Greedy Algorithms: Consider the data structures used to store intermediate results.
Key Points:
Input Space: The input data itself is not typically considered in space complexity analysis, as it's part of the problem input.
Constant Space: Algorithms that use a fixed amount of extra space, regardless of the input size, have O(1) space complexity.
Linear Space: Algorithms that use extra space proportional to the input size have O(n) space complexity.
Polynomial Space: Algorithms that use extra space proportional to a polynomial function of the input size have O(n^k) space complexity.
Exponential Space: Algorithms that use extra space exponential to the input size have O(2^n) or higher space complexity.
EXAMPLES:
Time Complexity Questions and Answers
Question: What is the time complexity of linear search?
Answer: O(n). In the worst case, the algorithm needs to iterate through all n elements of the array.
Question: What is the time complexity of binary search?
Answer: O(log n). Binary search repeatedly halves the search space, leading to logarithmic time complexity.
Question: What is the time complexity of merge sort?
Answer: O(n log n). Merge sort divides the array into two halves, recursively sorts them, and then merges them in linear time. This leads to a time complexity of O(n log n).
Space Complexity Questions and Answers
Question: What is the space complexity of iterative bubble sort?
Answer: O(1). Iterative bubble sort only uses a constant amount of extra space for variables like i, j, and a temporary variable for swapping.
Question: What is the space complexity of recursive Fibonacci?

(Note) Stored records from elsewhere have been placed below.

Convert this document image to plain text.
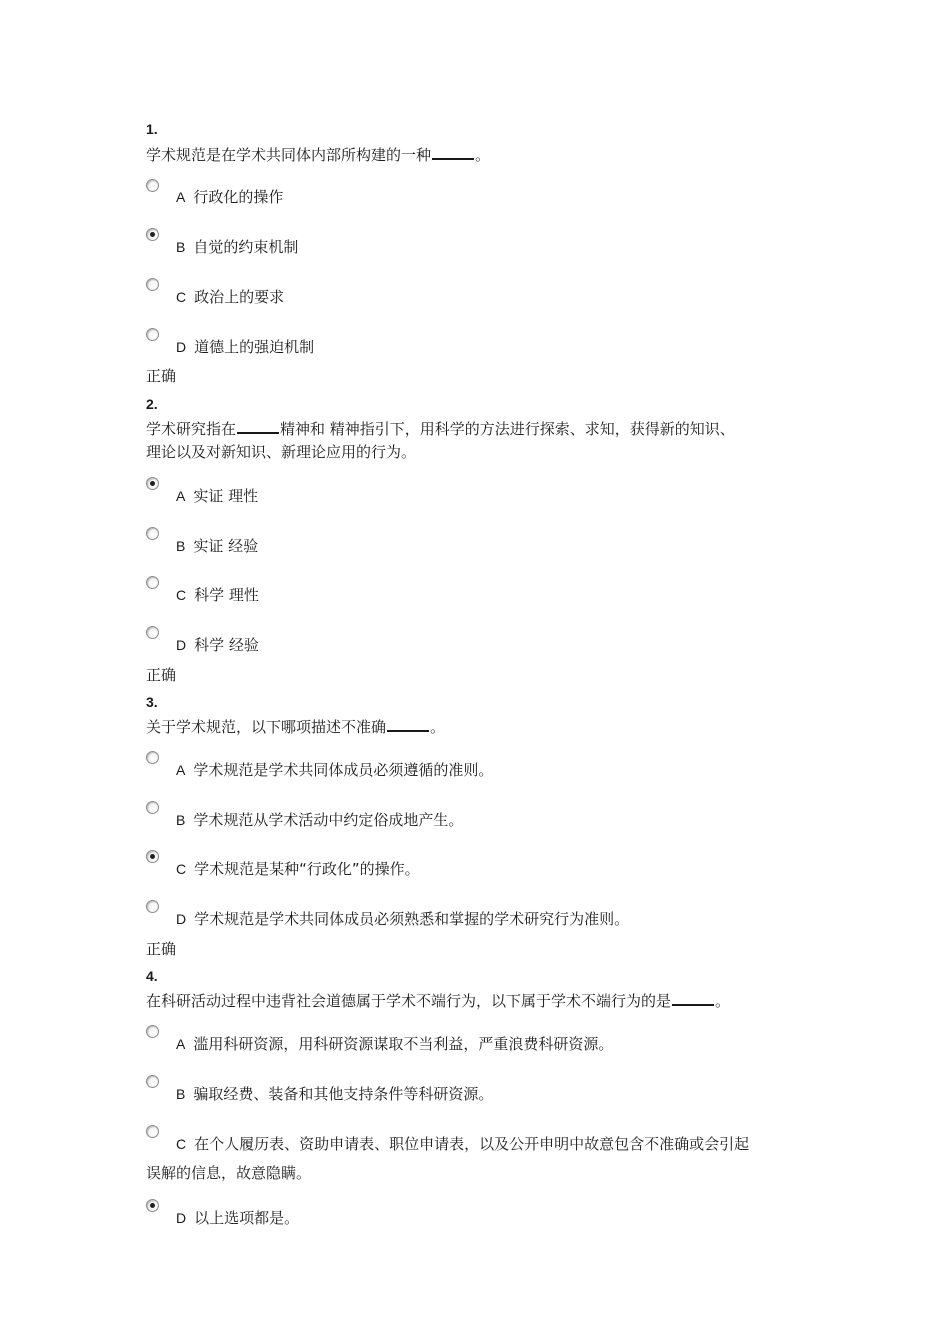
1.
学术规范是在学术共同体内部所构建的一种	。
A 行政化的操作
B 自觉的约束机制
C 政治上的要求
D 道德上的强迫机制
正确
2.
学术研究指在	精神和 精神指引下，用科学的方法进行探索、求知，获得新的知识、
理论以及对新知识、新理论应用的行为。
A 实证 理性
B 实证 经验
C 科学 理性
D 科学 经验
正确
3.
关于学术规范，以下哪项描述不准确	。
A 学术规范是学术共同体成员必须遵循的准则。
B 学术规范从学术活动中约定俗成地产生。
C 学术规范是某种“行政化”的操作。
D 学术规范是学术共同体成员必须熟悉和掌握的学术研究行为准则。
正确
4.
在科研活动过程中违背社会道德属于学术不端行为，以下属于学术不端行为的是	。
A 滥用科研资源，用科研资源谋取不当利益，严重浪费科研资源。
B 骗取经费、装备和其他支持条件等科研资源。
C 在个人履历表、资助申请表、职位申请表，以及公开申明中故意包含不准确或会引起
误解的信息，故意隐瞒。
D 以上选项都是。
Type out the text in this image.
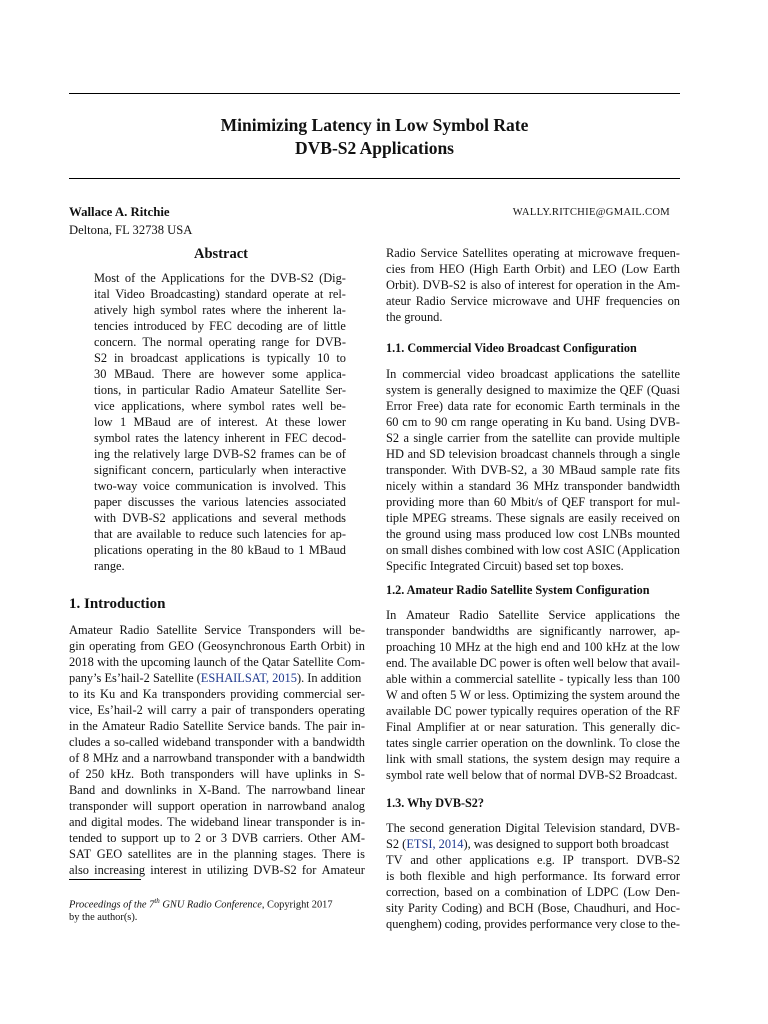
Minimizing Latency in Low Symbol Rate
DVB-S2 Applications
Wallace A. Ritchie	WALLY.RITCHIE@GMAIL.COM
Deltona, FL 32738 USA
Abstract
Most of the Applications for the DVB-S2 (Dig-
ital Video Broadcasting) standard operate at rel-
atively high symbol rates where the inherent la-
tencies introduced by FEC decoding are of little
concern. The normal operating range for DVB-
S2 in broadcast applications is typically 10 to
30 MBaud. There are however some applica-
tions, in particular Radio Amateur Satellite Ser-
vice applications, where symbol rates well be-
low 1 MBaud are of interest. At these lower
symbol rates the latency inherent in FEC decod-
ing the relatively large DVB-S2 frames can be of
significant concern, particularly when interactive
two-way voice communication is involved. This
paper discusses the various latencies associated
with DVB-S2 applications and several methods
that are available to reduce such latencies for ap-
plications operating in the 80 kBaud to 1 MBaud
range.
1. Introduction
Amateur Radio Satellite Service Transponders will be-
gin operating from GEO (Geosynchronous Earth Orbit) in
2018 with the upcoming launch of the Qatar Satellite Com-
pany’s Es’hail-2 Satellite (ESHAILSAT, 2015). In addition
to its Ku and Ka transponders providing commercial ser-
vice, Es’hail-2 will carry a pair of transponders operating
in the Amateur Radio Satellite Service bands. The pair in-
cludes a so-called wideband transponder with a bandwidth
of 8 MHz and a narrowband transponder with a bandwidth
of 250 kHz. Both transponders will have uplinks in S-
Band and downlinks in X-Band. The narrowband linear
transponder will support operation in narrowband analog
and digital modes. The wideband linear transponder is in-
tended to support up to 2 or 3 DVB carriers. Other AM-
SAT GEO satellites are in the planning stages. There is
also increasing interest in utilizing DVB-S2 for Amateur
Proceedings of the 7th GNU Radio Conference, Copyright 2017
by the author(s).
Radio Service Satellites operating at microwave frequen-
cies from HEO (High Earth Orbit) and LEO (Low Earth
Orbit). DVB-S2 is also of interest for operation in the Am-
ateur Radio Service microwave and UHF frequencies on
the ground.
1.1. Commercial Video Broadcast Configuration
In commercial video broadcast applications the satellite
system is generally designed to maximize the QEF (Quasi
Error Free) data rate for economic Earth terminals in the
60 cm to 90 cm range operating in Ku band. Using DVB-
S2 a single carrier from the satellite can provide multiple
HD and SD television broadcast channels through a single
transponder. With DVB-S2, a 30 MBaud sample rate fits
nicely within a standard 36 MHz transponder bandwidth
providing more than 60 Mbit/s of QEF transport for mul-
tiple MPEG streams. These signals are easily received on
the ground using mass produced low cost LNBs mounted
on small dishes combined with low cost ASIC (Application
Specific Integrated Circuit) based set top boxes.
1.2. Amateur Radio Satellite System Configuration
In Amateur Radio Satellite Service applications the
transponder bandwidths are significantly narrower, ap-
proaching 10 MHz at the high end and 100 kHz at the low
end. The available DC power is often well below that avail-
able within a commercial satellite - typically less than 100
W and often 5 W or less. Optimizing the system around the
available DC power typically requires operation of the RF
Final Amplifier at or near saturation. This generally dic-
tates single carrier operation on the downlink. To close the
link with small stations, the system design may require a
symbol rate well below that of normal DVB-S2 Broadcast.
1.3. Why DVB-S2?
The second generation Digital Television standard, DVB-
S2 (ETSI, 2014), was designed to support both broadcast
TV and other applications e.g. IP transport. DVB-S2
is both flexible and high performance. Its forward error
correction, based on a combination of LDPC (Low Den-
sity Parity Coding) and BCH (Bose, Chaudhuri, and Hoc-
quenghem) coding, provides performance very close to the-
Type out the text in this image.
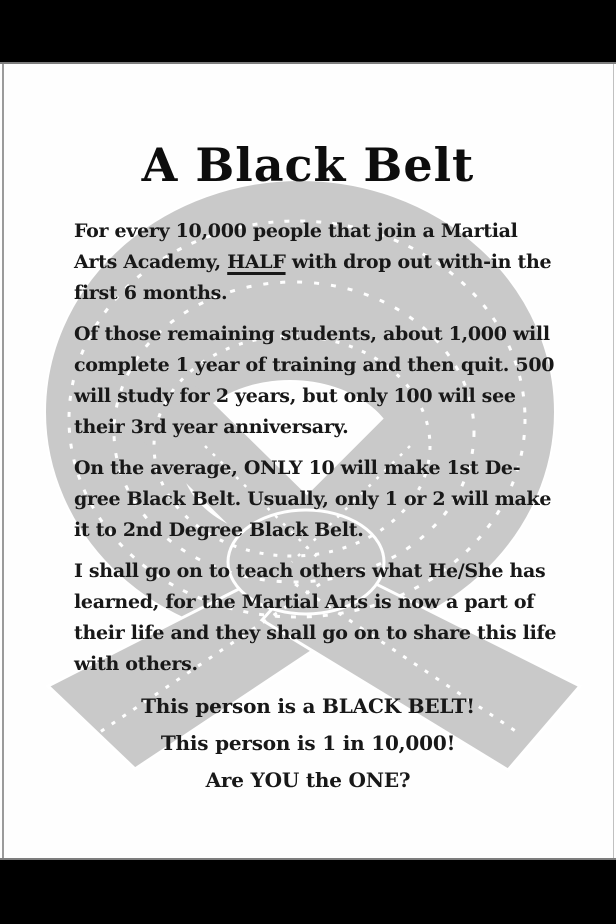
A Black Belt
For every 10,000 people that join a Martial
Arts Academy, HALF with drop out with-in the
first 6 months.
Of those remaining students, about 1,000 will
complete 1 year of training and then quit. 500
will study for 2 years, but only 100 will see
their 3rd year anniversary.
On the average, ONLY 10 will make 1st De-
gree Black Belt. Usually, only 1 or 2 will make
it to 2nd Degree Black Belt.
I shall go on to teach others what He/She has
learned, for the Martial Arts is now a part of
their life and they shall go on to share this life
with others.
This person is a BLACK BELT!
This person is 1 in 10,000!
Are YOU the ONE?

Answer: O(n). Each recursive call adds to the function call stack, leading to linear space complexity.
Question: What is the space complexity of merge sort?

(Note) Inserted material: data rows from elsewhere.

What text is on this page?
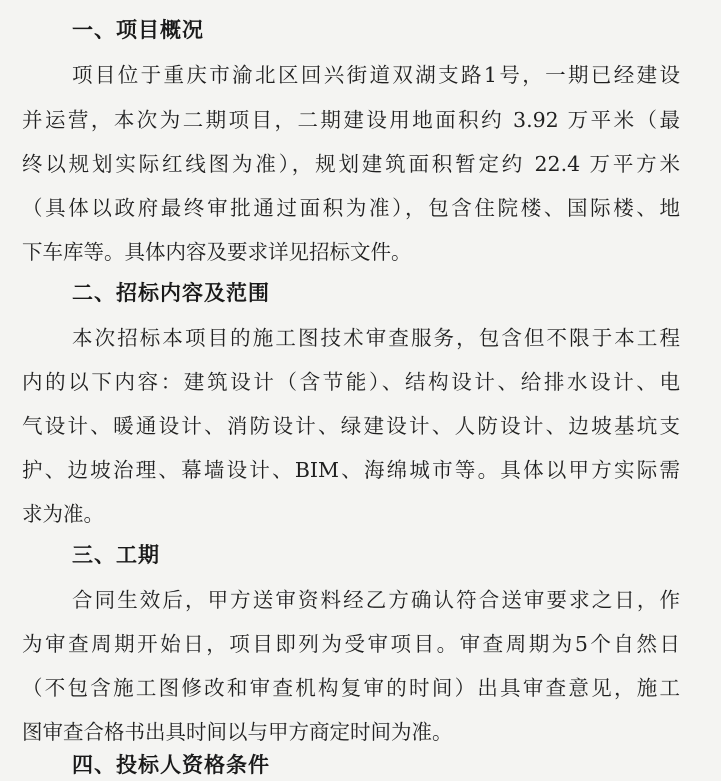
一、项目概况
项目位于重庆市渝北区回兴街道双湖支路1号，一期已经建设
并运营，本次为二期项目，二期建设用地面积约 3.92 万平米（最
终以规划实际红线图为准），规划建筑面积暂定约 22.4 万平方米
（具体以政府最终审批通过面积为准），包含住院楼、国际楼、地
下车库等。具体内容及要求详见招标文件。
二、招标内容及范围
本次招标本项目的施工图技术审查服务，包含但不限于本工程
内的以下内容：建筑设计（含节能）、结构设计、给排水设计、电
气设计、暖通设计、消防设计、绿建设计、人防设计、边坡基坑支
护、边坡治理、幕墙设计、BIM、海绵城市等。具体以甲方实际需
求为准。
三、工期
合同生效后，甲方送审资料经乙方确认符合送审要求之日，作
为审查周期开始日，项目即列为受审项目。审查周期为5个自然日
（不包含施工图修改和审查机构复审的时间）出具审查意见，施工
图审查合格书出具时间以与甲方商定时间为准。
四、投标人资格条件
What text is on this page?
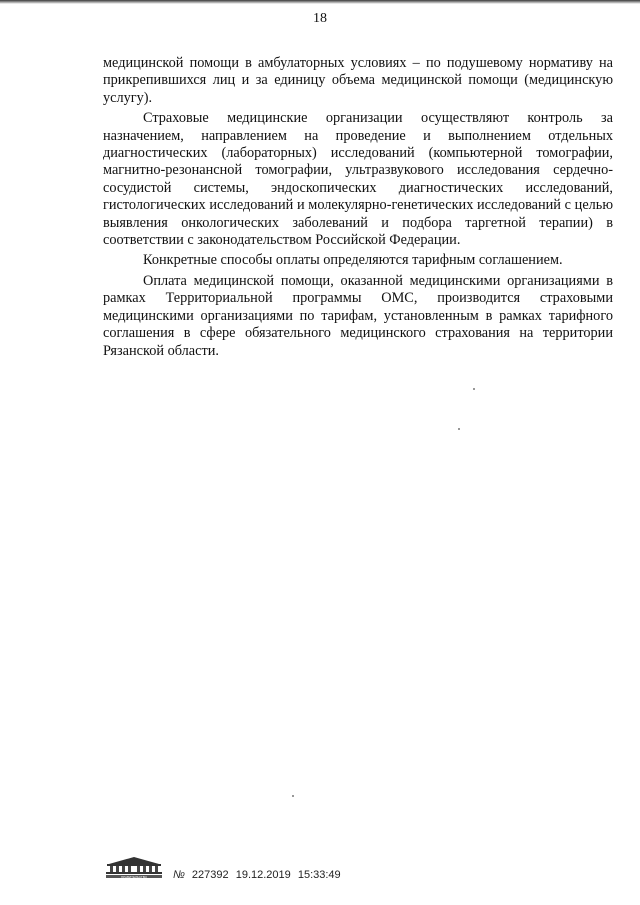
18

медицинской помощи в амбулаторных условиях – по подушевому нормативу на прикрепившихся лиц и за единицу объема медицинской помощи (медицинскую услугу).

Страховые медицинские организации осуществляют контроль за назначением, направлением на проведение и выполнением отдельных диагностических (лабораторных) исследований (компьютерной томографии, магнитно-резонансной томографии, ультразвукового исследования сердечно-сосудистой системы, эндоскопических диагностических исследований, гистологических исследований и молекулярно-генетических исследований с целью выявления онкологических заболеваний и подбора таргетной терапии) в соответствии с законодательством Российской Федерации.

Конкретные способы оплаты определяются тарифным соглашением.

Оплата медицинской помощи, оказанной медицинскими организациями в рамках Территориальной программы ОМС, производится страховыми медицинскими организациями по тарифам, установленным в рамках тарифного соглашения в сфере обязательного медицинского страхования на территории Рязанской области.

ПРАВИТЕЛЬСТВО № 227392 19.12.2019 15:33:49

Answer: O(n). Merge sort requires extra space for the temporary array used to merge the sorted halves. This extra space is proportional to the input size.
1. What is the time complexity of the following code snippet?
void linearSearch(int arr[], int n, int x) {
for (int i = 0; i < n; i++) {
if (arr[i] == x) {
return i;
}
}
return -1;
}
Answer
Outer Loop: The outer loop iterates n times.
Operations: Inside the loop, a constant number of operations are performed.
Time Complexity: Therefore, the time complexity is O(n).
2. Analyze the time complexity of the following recursive function:
int factorial(int n) {
if (n == 0) {
return 1;
} else {
return n * factorial(n - 1);
}
}
Answer:
The factorial function calculates the factorial of a given integer n using recursion.
The base case is when n is 0, in which case the function returns 1 (since 0! = 1).
Otherwise, the function returns n multiplied by the factorial of n-1, which is calculated by recursively calling the factorial function itself.
Example Usage:
#include <iostream>
int main() {
int num = 5;
int result = factorial(num);
std::cout << "The factorial of " << num << " is: " << result << std::endl; // Output: 120
return 0;
}
Each recursive call: reduces the problem size by 1.
The number of recursive calls: is proportional to n.
Therefore, the time complexity: is O(n).
3. What is the time complexity of the following nested loop?
int factorial(int n) {
return (n == 0) ? 1 : n * factorial(n - 1);
}
Answer
The outer loop: iterates n times.
The inner loop: iterates i times for each outer loop iteration.
The total number of iterations: is approximately n^2/2.
Ignoring the constant factor: the time complexity is O(n^2).
4. What is the space complexity of the following function:
int factorial(int n) {
if (n == 0) {
return 1;
} else {
return n * factorial(n - 1);
}
}
Answer
Space Complexity: O(n) due to the recursion stack.
Worst Case: In the worst case, the recursion depth can be n.